Introduction
Semi-synthetic generators create a hybrid approach that combines real data (context) with synthetic data generation. Unlike fully synthetic generators that generate everything from scratch, semi-synthetic generators use some of the original columns to create a “context” to conditionally generate the remaining columns.
This approach provides a middle ground between full data privacy and data utility, making it particularly valuable for scenarios requiring both privacy protection and business logic preservation.
This section guides you on creating, using, and managing semi-synthetic generators.
When to use semi-synthetic generators
Adding more columns to the context typically increases the fidelity of the generated data with respect to the original dataset. However, the downside is that “injecting” too much original data may lead to greater risk of leaking sensitive personal information.
The primary motivation for using semi-synthetic data generators is to control how much original data is incorporated into the synthetic output. By selecting which columns to include as context, the user can balance the trade-off between data fidelity and privacy.
The choice of context columns ultimately depends on the specific use case. As a general rule, when privacy is a concern, one should include as few context columns as necessary—only those required by the application.
Conversely, if privacy is less of a concern and higher fidelity is desired, additional context columns can be included to improve the realism of the synthetic data.
For example, consider a relational dataset consisting of:
- A patient table (the root), containing personal information.
- One or more child tables with details on diagnoses, prescriptions, interventions, and other medical events.
Suppose we’re particularly interested in a set of rare diseases that occur infrequently in the original data. In a fully synthetic version of the dataset, some of these rare conditions might not be adequately represented. To address this, we could use a semi-synthetic generator and include the columns containing diagnosed diseases as part of the context. This ensures that the disease distribution in the generated dataset mirrors the original one.

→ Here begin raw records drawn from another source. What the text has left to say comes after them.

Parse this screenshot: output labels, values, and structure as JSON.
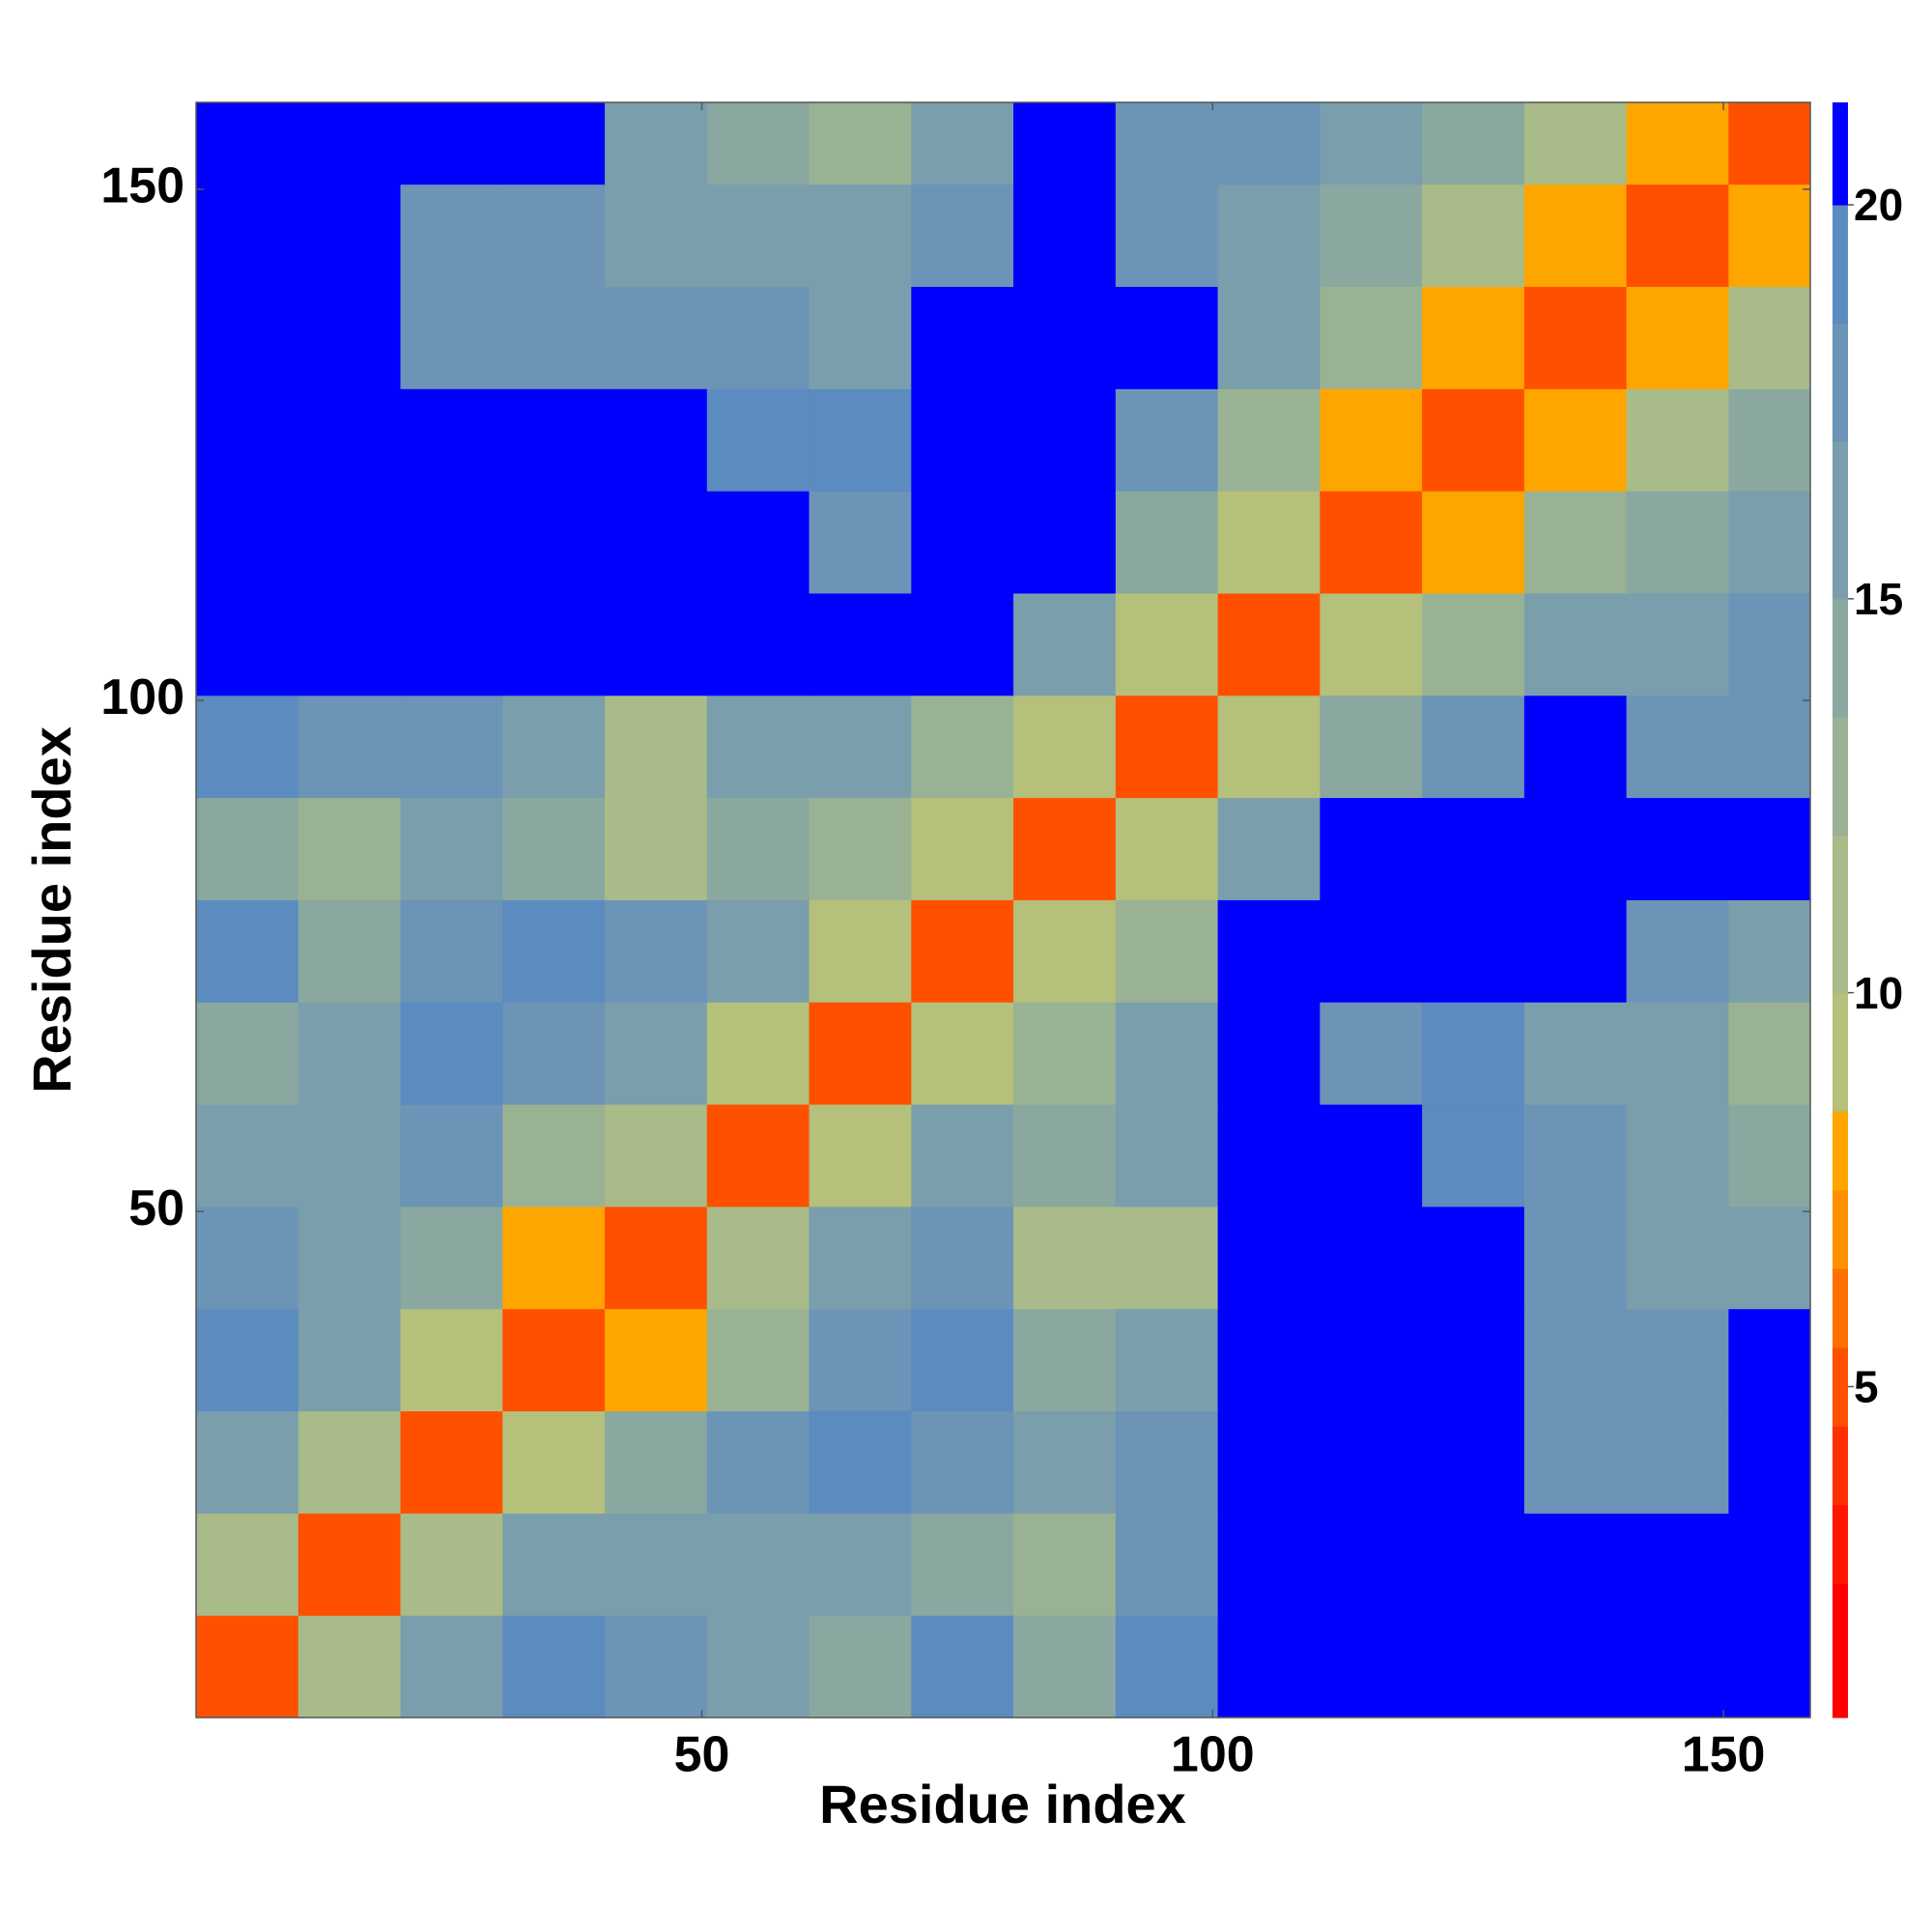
{
  "chart_data": {
    "type": "heatmap",
    "xlabel": "Residue index",
    "ylabel": "Residue index",
    "xbins": [
      0.5,
      10.5,
      20.5,
      30.5,
      40.5,
      50.5,
      60.5,
      70.5,
      80.5,
      90.5,
      100.5,
      110.5,
      120.5,
      130.5,
      140.5,
      150.5,
      158.5
    ],
    "ybins": [
      0.5,
      10.5,
      20.5,
      30.5,
      40.5,
      50.5,
      60.5,
      70.5,
      80.5,
      90.5,
      100.5,
      110.5,
      120.5,
      130.5,
      140.5,
      150.5,
      158.5
    ],
    "values": [
      [
        5,
        11,
        16,
        19,
        17,
        15,
        14,
        19,
        14,
        19,
        22,
        22,
        22,
        22,
        22,
        22
      ],
      [
        11,
        5,
        11,
        15,
        16,
        15,
        16,
        14,
        13,
        18,
        22,
        22,
        22,
        22,
        22,
        22
      ],
      [
        16,
        11,
        5,
        9,
        14,
        18,
        19,
        18,
        15,
        17,
        23,
        23,
        23,
        17,
        17,
        22
      ],
      [
        19,
        15,
        9,
        5,
        8,
        13,
        17,
        19,
        14,
        15,
        23,
        23,
        23,
        18,
        17,
        20
      ],
      [
        17,
        16,
        14,
        8,
        5,
        10,
        16,
        18,
        11,
        11,
        22,
        22,
        20,
        18,
        16,
        16
      ],
      [
        15,
        15,
        18,
        13,
        10,
        5,
        9,
        15,
        14,
        15,
        22,
        20,
        19,
        17,
        16,
        14
      ],
      [
        14,
        16,
        19,
        17,
        16,
        9,
        5,
        9,
        13,
        15,
        21,
        17,
        19,
        16,
        16,
        13
      ],
      [
        19,
        14,
        18,
        19,
        18,
        15,
        9,
        5,
        9,
        13,
        21,
        20,
        22,
        20,
        18,
        16
      ],
      [
        14,
        13,
        15,
        14,
        11,
        14,
        13,
        9,
        5,
        9,
        16,
        21,
        22,
        22,
        22,
        22
      ],
      [
        19,
        18,
        17,
        15,
        11,
        15,
        15,
        13,
        9,
        5,
        9,
        14,
        17,
        20,
        18,
        18
      ],
      [
        22,
        22,
        23,
        23,
        22,
        22,
        21,
        21,
        16,
        9,
        5,
        9,
        13,
        15,
        15,
        17
      ],
      [
        22,
        22,
        23,
        23,
        22,
        20,
        17,
        20,
        21,
        14,
        9,
        5,
        8,
        12,
        14,
        15
      ],
      [
        22,
        22,
        23,
        23,
        20,
        19,
        19,
        22,
        22,
        17,
        13,
        8,
        5,
        8,
        11,
        14
      ],
      [
        22,
        22,
        17,
        18,
        18,
        17,
        16,
        20,
        22,
        20,
        15,
        12,
        8,
        5,
        8,
        10
      ],
      [
        22,
        22,
        17,
        17,
        16,
        16,
        16,
        18,
        22,
        18,
        15,
        14,
        11,
        8,
        5,
        8
      ],
      [
        22,
        22,
        22,
        20,
        16,
        14,
        13,
        16,
        22,
        18,
        17,
        15,
        14,
        10,
        8,
        5
      ]
    ],
    "xlim": [
      0.5,
      158.5
    ],
    "ylim": [
      0.5,
      158.5
    ],
    "xticks": [
      50,
      100,
      150
    ],
    "yticks": [
      50,
      100,
      150
    ],
    "colorbar": {
      "lim": [
        0.8,
        21.3
      ],
      "ticks": [
        5,
        10,
        15,
        20
      ],
      "bounds": [
        0.8,
        2.5,
        3.5,
        4.5,
        5.5,
        6.5,
        7.5,
        8.5,
        10,
        12,
        13.5,
        15,
        17,
        18.5,
        20,
        21.3
      ],
      "colors": [
        "#ff0000",
        "#ff1500",
        "#ff3000",
        "#ff5000",
        "#ff7000",
        "#ff9000",
        "#ffa500",
        "#b5c07a",
        "#a8bb88",
        "#9ab294",
        "#8aa8a0",
        "#7a9eac",
        "#6b94b6",
        "#5b8bbf",
        "#0000ff"
      ]
    }
  }
}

In this scenario, the privacy loss is expected to be minimal.
To further improve fidelity, we might also add to the context columns the ones about prescribed medications and dosages. This would help maintain consistency between diagnoses and prescriptions, since both are present in the context. Again, while this may not significantly compromise privacy, the more columns we add, the more information from the original data we are embedding in the synthetic output.
To avoid major privacy breaches, one should never include columns containing explicit personal information in the context. In our example, this would typically refer to fields in the patient table.
How is the context created
To use semi-synthetic generators, the user may select the columns that they want to be used to create the context. The selected columns are extracted from the original data to create a sampling pool for the context. Each row of the root table is a sample in the pool. During the generation phase, the context is resampled with replacement from the context sampling pool. The user may specify the number of samples in the final context.